Ms Buttu has appeared on television news shows and is valued for her knowledge, experience and sense of fair play.

Nurse Asma Taha of Loma Linda University Hospital received the Huda Sosebee award for her humanitarian work. She has made numerous trips to the Middle East with the PCRF and has supported the PCRF in the United States.

Huda Sosebee, the late wife of PCRF CEO Steve Sosebee, was the lead social worker for the PCRF and one of its leading humanitarians during her all too brief life. She was known as the “heart” of the organization.

The Southern California chapter’s  leader, Lily Karam, spoke movingly of the children who have been helped and of the need to continue PCRF’s work.

The Palestine Children’s Relief Fund is an internationally known and acclaimed children’s charity, specializing in the Middle East. PCRF is perhaps best known for its medical missions which send teams of doctors and associated medical personnel to countries in the Middle East to treat needy children there. The teams also train Middle Eastern doctors on site.

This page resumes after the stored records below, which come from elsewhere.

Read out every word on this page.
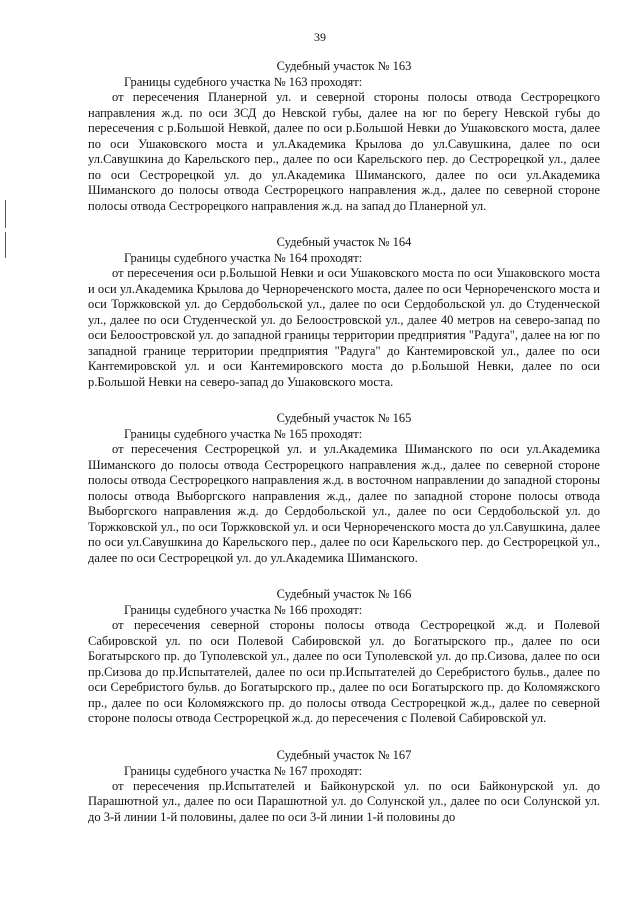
39
Судебный участок № 163
Границы судебного участка № 163 проходят:

от пересечения Планерной ул. и северной стороны полосы отвода Сестрорецкого направления ж.д. по оси ЗСД до Невской губы, далее на юг по берегу Невской губы до пересечения с р.Большой Невкой, далее по оси р.Большой Невки до Ушаковского моста, далее по оси Ушаковского моста и ул.Академика Крылова до ул.Савушкина, далее по оси ул.Савушкина до Карельского пер., далее по оси Карельского пер. до Сестрорецкой ул., далее по оси Сестрорецкой ул. до ул.Академика Шиманского, далее по оси ул.Академика Шиманского до полосы отвода Сестрорецкого направления ж.д., далее по северной стороне полосы отвода Сестрорецкого направления ж.д. на запад до Планерной ул.

Судебный участок № 164
Границы судебного участка № 164 проходят:

от пересечения оси р.Большой Невки и оси Ушаковского моста по оси Ушаковского моста и оси ул.Академика Крылова до Чернореченского моста, далее по оси Чернореченского моста и оси Торжковской ул. до Сердобольской ул., далее по оси Сердобольской ул. до Студенческой ул., далее по оси Студенческой ул. до Белоостровской ул., далее 40 метров на северо-запад по оси Белоостровской ул. до западной границы территории предприятия "Радуга", далее на юг по западной границе территории предприятия "Радуга" до Кантемировской ул., далее по оси Кантемировской ул. и оси Кантемировского моста до р.Большой Невки, далее по оси р.Большой Невки на северо-запад до Ушаковского моста.

Судебный участок № 165
Границы судебного участка № 165 проходят:

от пересечения Сестрорецкой ул. и ул.Академика Шиманского по оси ул.Академика Шиманского до полосы отвода Сестрорецкого направления ж.д., далее по северной стороне полосы отвода Сестрорецкого направления ж.д. в восточном направлении до западной стороны полосы отвода Выборгского направления ж.д., далее по западной стороне полосы отвода Выборгского направления ж.д. до Сердобольской ул., далее по оси Сердобольской ул. до Торжковской ул., по оси Торжковской ул. и оси Чернореченского моста до ул.Савушкина, далее по оси ул.Савушкина до Карельского пер., далее по оси Карельского пер. до Сестрорецкой ул., далее по оси Сестрорецкой ул. до ул.Академика Шиманского.

Судебный участок № 166
Границы судебного участка № 166 проходят:

от пересечения северной стороны полосы отвода Сестрорецкой ж.д. и Полевой Сабировской ул. по оси Полевой Сабировской ул. до Богатырского пр., далее по оси Богатырского пр. до Туполевской ул., далее по оси Туполевской ул. до пр.Сизова, далее по оси пр.Сизова до пр.Испытателей, далее по оси пр.Испытателей до Серебристого бульв., далее по оси Серебристого бульв. до Богатырского пр., далее по оси Богатырского пр. до Коломяжского пр., далее по оси Коломяжского пр. до полосы отвода Сестрорецкой ж.д., далее по северной стороне полосы отвода Сестрорецкой ж.д. до пересечения с Полевой Сабировской ул.

Судебный участок № 167
Границы судебного участка № 167 проходят:

от пересечения пр.Испытателей и Байконурской ул. по оси Байконурской ул. до Парашютной ул., далее по оси Парашютной ул. до Солунской ул., далее по оси Солунской ул. до 3-й линии 1-й половины, далее по оси 3-й линии 1-й половины до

If a child cannot be adequately treated in his or her home site, the child is transported, at no cost to the parents, to a country where optimum medical care is available.

PCRF announced at last year’s banquet that it would enter the field of pediatric oncology. Plans are progressing in that arena.

PCRF also runs summer camps; has a Woman’s Empowerment Project; has distributed eyeglasses and wheelchairs to children, and does emergency relief.

The accomplishments and projects of the Palestine Children’s Relief Fund, of which the foregoing is but a brief part, can be found at their web site: <www.pcrf.net.>  The web site also has provisions for making donations.